Dans la nuit du 8 au 9 juin 1991, le conducteur d'une voiture volée près de Mantes-la-Jolie a renversé et tué une jeune policière. Quinze minutes plus tard, une autre voiture volée fonçait sur un policier, Pascal Hiblot, l'évitait de justesse et s'enfuyait. M. Hiblot a tiré sur le chauffard et l'a tué.
M. Hiblot avait assisté à la mort de sa collègue. Il a atteint le chauffard d'une balle qui a pénétré par la nuque. Il n'était donc pas, techniquement, en légitime défense. Acquitté en première instance, il a fait l'objet d'un appel du parquet qui rejetait la thèse de la légitime défense. Mais il a été de nouveau acquitté par le jury populaire, qui a bel et bien retenu la légitime défense. Ce qui a fait dire à la famille de la victime, Youssef Khaïf, un Algérien de 23 ans, qu'elle n'avait plus confiance dans la justice française.
Il est indéniable que les jurés n'ont pas jugé en droit mais en fonction du contexte et des larges circonstances atténuantes qu'elles ont implicitement reconnues à M. Hiblot. Face au chauffard qui fuyait devant lui, il ne courait aucun danger et les textes précisent que, dans ce cas, un policier ne doit pas se servir de son arme. Le droit estime en effet qu'un délit de fuite ne doit pas mettre en jeu la vie du coupable. Dans ces conditions, il est clair que M. Khaïf a payé son comportement dangereux à un prix excessif.
Les jurés ont pris leur décision non pas en fonction du droit, mais du bon sens. Ils ont vu que certains jeunes gens volent des voitures, se livrent à des rodéos et sont si peu respectueux de l'ordre établi que la vue d'un policier ne les effraie nullement ; au contraire, dans un cas, le chauffard n'a pas hésité à lancer la voiture sur la policière et, dans l'autre, il n'a pas obéi aux sommations.
Les avocats de la partie civile ont très bien fait leur travail : ils ont démontré qu'il n'y avait pas, en l'occurrence, de légitime défense ; ils ont rappelé que le cas précédent, qui avait bouleversé M. Hiblot (et on le comprend), a été jugé et que l'accusé a été condamné à dix ans de prison ; et qu'en conséquence il n'y avait pas lieu de faire porter à M. Khaïf la responsabilité d'un délit qui ne le concernait pas.
En d'autres termes, les avocats et la famille exigeaient que les jurés apprécient les faits froidement, dans le strict respect des dispositions du code pénal, sans se soucier des émotions de M. Hiblot qui, en somme, n'est pas autorisé à en ressentir dans l'exercice de sa profession.
Ils ont raison.
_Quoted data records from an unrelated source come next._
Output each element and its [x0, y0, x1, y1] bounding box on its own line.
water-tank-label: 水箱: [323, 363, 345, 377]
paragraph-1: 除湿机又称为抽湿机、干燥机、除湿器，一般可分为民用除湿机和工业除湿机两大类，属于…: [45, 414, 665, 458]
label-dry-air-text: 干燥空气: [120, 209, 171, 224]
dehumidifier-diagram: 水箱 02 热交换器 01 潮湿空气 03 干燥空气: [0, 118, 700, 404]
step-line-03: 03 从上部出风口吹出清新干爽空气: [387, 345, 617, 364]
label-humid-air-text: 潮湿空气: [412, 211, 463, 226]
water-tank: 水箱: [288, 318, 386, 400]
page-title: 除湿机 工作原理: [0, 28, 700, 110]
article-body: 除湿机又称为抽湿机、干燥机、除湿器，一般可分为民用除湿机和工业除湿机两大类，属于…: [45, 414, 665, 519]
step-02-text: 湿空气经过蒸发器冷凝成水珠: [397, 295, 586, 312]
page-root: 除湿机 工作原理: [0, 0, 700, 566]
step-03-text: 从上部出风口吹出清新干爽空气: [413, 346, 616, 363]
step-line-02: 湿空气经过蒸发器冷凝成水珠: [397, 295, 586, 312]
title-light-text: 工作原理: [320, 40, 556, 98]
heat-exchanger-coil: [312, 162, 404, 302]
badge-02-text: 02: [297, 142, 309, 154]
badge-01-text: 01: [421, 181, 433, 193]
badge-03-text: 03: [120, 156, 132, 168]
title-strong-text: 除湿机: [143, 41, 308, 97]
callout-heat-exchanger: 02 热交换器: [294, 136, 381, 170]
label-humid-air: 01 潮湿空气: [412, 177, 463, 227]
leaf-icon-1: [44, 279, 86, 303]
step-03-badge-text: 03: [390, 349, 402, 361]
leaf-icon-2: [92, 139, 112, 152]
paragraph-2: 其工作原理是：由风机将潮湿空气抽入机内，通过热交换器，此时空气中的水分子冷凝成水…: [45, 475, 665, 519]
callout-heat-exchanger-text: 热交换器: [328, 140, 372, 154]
Mais se livrer à un rodéo avec une voiture est une action extrêmement dangereuse qui appelle une réaction rapide et ferme des forces de l'ordre. Aussi légitime que soit le chagrin de la famille, elle ne peut pas ignorer que M. Khaïf ne se comportait pas comme un saint et que, à bord de la voiture volée, il représentait un danger pour la vie des résidents de Mantes.
Si les jurés avaient condamné M. Hiblot, ils auraient fait savoir à tous les voleurs de voiture qu'ils peuvent rouler impunément tant qu'ils ont de l'essence dans le réservoir et que nul ne peut les arrêter. Or les délits commis par M. Khaïf étaient multiples : il n'est pas permis de voler une voiture ; il n'est pas permis d'en faire une bombe roulante ; il ne vous est pas permis de poursuivre votre route si un agent de la force publique vous fait signe de vous arrêter.
De sorte que, si avait été rendue la justice des textes, une autorisation aurait été donnée d'enfreindre trois dispositions sur le vol de voiture, l'excès de vitesse et le refus d'obtempérer. On ne saurait reprocher aux jurés des Yvelines d'avoir préféré adresser une mise en garde aux voleurs de voiture : si vous volez, c'est à vos risques et périls. Nul doute que des juristes pointilleux exprimeront leur désaccord. Mais ce n'est pas en mettant le droit au service des criminels qu'on améliorera le fonctionnement de la société.